3) Là où cela devient dangereux, c’est quand une signature aussi médiatique que JFK cautionne, avec un tel discours, l’idée que la France « légale » ne représente plus qu’une minorité de la France réelle. Un paradoxe quand on sait que plusieurs des leaders du non n’ont pas été capables de se faire réélire au Parlement. Et ça dérape carrément quand François Darras, rédacteur en chef de Marianne, se soulage : « …s’il fallait réellement couper d’urgence quelques têtes pour calmer la hargne populaire, ce sont pratiquement l’ensemble des hauts responsables du pays, ceux de la gauche installés comme ceux de la droite installés, ceux de la sphère économique et financière et singulièrement les hauts responsables des médias qu’il faudrait sacrifier ». Robespierre, le retour !

4) C’est typiquement français : la critique des notables devient le thème central dont sont friandes les élites elles-mêmes quand elles passent du côté de l’opposition. Il est, à cet égard, symptomatique de voir combien le discours poujadiste (anti-parlementaire et anti-élitiste), autrefois apanage de la droite, s’installe dans le discours de la gauche.
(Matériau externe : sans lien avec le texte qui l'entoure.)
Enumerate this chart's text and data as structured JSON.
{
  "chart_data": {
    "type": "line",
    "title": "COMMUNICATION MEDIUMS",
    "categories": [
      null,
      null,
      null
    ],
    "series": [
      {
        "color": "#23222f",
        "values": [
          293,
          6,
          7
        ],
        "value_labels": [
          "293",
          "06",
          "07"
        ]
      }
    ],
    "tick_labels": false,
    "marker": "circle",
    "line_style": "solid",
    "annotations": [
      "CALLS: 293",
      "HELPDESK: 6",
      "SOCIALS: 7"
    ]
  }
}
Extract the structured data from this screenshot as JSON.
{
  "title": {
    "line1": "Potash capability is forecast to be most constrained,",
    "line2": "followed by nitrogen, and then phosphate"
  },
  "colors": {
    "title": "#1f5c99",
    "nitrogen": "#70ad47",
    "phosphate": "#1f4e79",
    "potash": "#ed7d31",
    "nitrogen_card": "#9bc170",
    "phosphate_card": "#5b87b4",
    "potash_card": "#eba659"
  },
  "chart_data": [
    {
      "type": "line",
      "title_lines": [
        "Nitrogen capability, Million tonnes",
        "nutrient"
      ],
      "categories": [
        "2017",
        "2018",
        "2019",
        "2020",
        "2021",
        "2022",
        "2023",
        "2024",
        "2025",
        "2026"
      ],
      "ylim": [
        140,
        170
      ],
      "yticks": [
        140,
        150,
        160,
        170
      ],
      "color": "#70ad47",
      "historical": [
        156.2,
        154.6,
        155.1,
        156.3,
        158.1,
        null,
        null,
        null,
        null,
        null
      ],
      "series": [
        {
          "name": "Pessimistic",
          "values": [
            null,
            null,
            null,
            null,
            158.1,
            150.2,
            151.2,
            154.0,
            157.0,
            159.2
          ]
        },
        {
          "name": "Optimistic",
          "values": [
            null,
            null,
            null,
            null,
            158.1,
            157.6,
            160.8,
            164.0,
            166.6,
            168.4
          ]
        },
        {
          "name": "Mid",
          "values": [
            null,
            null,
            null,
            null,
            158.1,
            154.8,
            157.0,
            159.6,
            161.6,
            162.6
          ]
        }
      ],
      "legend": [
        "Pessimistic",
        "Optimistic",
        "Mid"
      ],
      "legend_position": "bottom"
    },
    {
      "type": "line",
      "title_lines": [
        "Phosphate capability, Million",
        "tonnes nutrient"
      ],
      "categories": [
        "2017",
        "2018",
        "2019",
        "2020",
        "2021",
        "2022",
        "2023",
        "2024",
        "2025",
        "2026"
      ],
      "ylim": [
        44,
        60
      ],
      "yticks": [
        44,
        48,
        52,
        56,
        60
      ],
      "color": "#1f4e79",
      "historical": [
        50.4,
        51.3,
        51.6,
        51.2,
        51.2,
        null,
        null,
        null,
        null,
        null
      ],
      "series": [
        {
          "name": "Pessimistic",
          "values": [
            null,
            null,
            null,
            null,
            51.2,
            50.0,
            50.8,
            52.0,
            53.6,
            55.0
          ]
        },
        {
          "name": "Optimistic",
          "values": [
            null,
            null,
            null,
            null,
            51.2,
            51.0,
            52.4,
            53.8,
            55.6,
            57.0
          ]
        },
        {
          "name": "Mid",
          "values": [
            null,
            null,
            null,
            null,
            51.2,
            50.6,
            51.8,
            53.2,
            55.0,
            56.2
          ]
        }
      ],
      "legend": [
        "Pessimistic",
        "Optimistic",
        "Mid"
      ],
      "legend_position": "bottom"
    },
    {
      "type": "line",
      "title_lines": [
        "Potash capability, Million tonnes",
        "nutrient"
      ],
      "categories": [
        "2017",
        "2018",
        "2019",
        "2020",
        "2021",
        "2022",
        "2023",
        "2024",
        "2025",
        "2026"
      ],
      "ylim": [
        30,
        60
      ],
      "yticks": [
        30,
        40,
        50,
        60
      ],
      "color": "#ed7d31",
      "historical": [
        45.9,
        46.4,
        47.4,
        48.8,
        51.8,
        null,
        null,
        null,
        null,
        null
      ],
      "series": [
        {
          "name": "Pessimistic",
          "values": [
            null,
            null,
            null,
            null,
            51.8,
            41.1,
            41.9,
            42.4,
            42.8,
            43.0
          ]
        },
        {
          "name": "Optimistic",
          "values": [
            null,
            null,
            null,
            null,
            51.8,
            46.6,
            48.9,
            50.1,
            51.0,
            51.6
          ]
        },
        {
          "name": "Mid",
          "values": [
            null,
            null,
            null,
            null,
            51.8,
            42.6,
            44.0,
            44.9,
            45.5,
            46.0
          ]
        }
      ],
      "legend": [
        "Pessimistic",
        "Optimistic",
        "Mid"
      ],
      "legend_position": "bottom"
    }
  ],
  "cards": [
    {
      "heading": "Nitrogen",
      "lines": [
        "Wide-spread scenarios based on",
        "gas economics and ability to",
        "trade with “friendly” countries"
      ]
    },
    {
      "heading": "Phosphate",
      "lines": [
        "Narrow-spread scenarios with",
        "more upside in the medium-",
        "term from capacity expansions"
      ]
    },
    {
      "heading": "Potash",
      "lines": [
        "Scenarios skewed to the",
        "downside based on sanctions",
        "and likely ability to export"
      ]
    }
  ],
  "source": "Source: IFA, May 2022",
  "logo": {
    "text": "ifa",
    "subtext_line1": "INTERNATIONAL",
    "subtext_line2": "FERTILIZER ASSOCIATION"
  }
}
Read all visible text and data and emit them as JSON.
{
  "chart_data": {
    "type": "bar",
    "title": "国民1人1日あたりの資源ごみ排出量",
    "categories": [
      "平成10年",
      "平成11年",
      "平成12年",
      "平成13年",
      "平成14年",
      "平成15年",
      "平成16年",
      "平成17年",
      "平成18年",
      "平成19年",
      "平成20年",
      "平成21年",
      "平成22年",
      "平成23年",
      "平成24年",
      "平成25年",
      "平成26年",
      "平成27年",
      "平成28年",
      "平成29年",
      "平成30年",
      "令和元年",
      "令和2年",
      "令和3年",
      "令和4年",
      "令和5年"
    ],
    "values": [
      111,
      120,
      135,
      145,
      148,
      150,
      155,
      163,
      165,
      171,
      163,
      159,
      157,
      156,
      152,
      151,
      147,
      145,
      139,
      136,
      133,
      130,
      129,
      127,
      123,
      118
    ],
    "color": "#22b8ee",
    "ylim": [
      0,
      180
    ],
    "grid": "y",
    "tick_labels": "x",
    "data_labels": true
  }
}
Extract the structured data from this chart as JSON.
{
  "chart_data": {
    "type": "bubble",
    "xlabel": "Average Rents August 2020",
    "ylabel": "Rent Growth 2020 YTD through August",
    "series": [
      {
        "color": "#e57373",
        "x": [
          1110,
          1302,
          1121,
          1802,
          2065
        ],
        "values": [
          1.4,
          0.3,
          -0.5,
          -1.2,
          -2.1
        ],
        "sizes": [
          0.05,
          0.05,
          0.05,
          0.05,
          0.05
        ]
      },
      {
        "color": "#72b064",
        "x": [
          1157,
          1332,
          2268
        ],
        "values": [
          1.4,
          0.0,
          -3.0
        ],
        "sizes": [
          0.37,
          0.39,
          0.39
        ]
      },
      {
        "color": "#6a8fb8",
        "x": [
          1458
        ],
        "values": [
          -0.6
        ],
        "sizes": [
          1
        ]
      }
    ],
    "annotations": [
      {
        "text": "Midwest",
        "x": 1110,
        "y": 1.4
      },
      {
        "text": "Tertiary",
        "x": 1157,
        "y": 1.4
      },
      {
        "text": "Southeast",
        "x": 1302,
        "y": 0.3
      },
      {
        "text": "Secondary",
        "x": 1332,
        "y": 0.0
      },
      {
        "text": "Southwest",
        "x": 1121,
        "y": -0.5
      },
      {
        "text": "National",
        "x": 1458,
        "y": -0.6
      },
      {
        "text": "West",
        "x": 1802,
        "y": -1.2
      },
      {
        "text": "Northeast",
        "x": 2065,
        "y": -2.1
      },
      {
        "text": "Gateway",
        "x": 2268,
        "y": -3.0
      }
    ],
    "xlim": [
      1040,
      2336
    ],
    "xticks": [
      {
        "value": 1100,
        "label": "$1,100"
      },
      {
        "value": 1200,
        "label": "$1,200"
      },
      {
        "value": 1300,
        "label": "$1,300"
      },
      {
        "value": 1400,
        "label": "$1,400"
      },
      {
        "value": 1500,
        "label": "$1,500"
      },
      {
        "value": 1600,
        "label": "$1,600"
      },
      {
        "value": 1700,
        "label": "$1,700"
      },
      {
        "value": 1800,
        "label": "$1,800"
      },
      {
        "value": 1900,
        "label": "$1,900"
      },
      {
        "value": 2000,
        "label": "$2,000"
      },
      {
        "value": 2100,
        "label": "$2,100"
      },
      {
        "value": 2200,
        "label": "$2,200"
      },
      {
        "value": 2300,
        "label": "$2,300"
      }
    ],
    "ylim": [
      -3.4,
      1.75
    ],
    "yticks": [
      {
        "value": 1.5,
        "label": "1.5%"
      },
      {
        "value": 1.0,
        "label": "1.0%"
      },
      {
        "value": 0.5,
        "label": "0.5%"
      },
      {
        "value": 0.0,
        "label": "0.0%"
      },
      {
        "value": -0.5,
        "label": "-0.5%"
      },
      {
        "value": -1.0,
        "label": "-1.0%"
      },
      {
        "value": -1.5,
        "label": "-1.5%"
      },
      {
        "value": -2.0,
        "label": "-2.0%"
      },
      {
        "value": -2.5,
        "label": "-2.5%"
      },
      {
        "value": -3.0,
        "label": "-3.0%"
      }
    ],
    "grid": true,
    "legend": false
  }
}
Sur son blog, Sébastien rappelle combien nos élites, justement, auraient eu à gagner à ne pas céder en permanence à la pression populaire. Raymond Barre ne dit rien d’autre (Fig Mag du 05/06) quand il dénonce la couardise des décideurs politiques face au poids des corporatismes toujours prompts à descendre dans la rue pour bloquer le pays et piller le budget de l’Etat. C’est moins d’élitisme que souffre la France que de clientélisme. Pour que notre pays sorte de sa torpeur, nous avons besoin d’hommes publics et de décideurs qui s’engagent, des personnalités fortes qui prennent des risques, qui disent haut et fort leurs projets…et qu’on en débatte.

Dans l’histoire, le populisme n’a jamais produit que la montée des extrêmes et son corollaire : la régression sociale et intellectuelle.

Michel-Edouard Leclerc

Posté par M.E.L. le 6 juin 2005 dans Actualités / Débats (Pol.)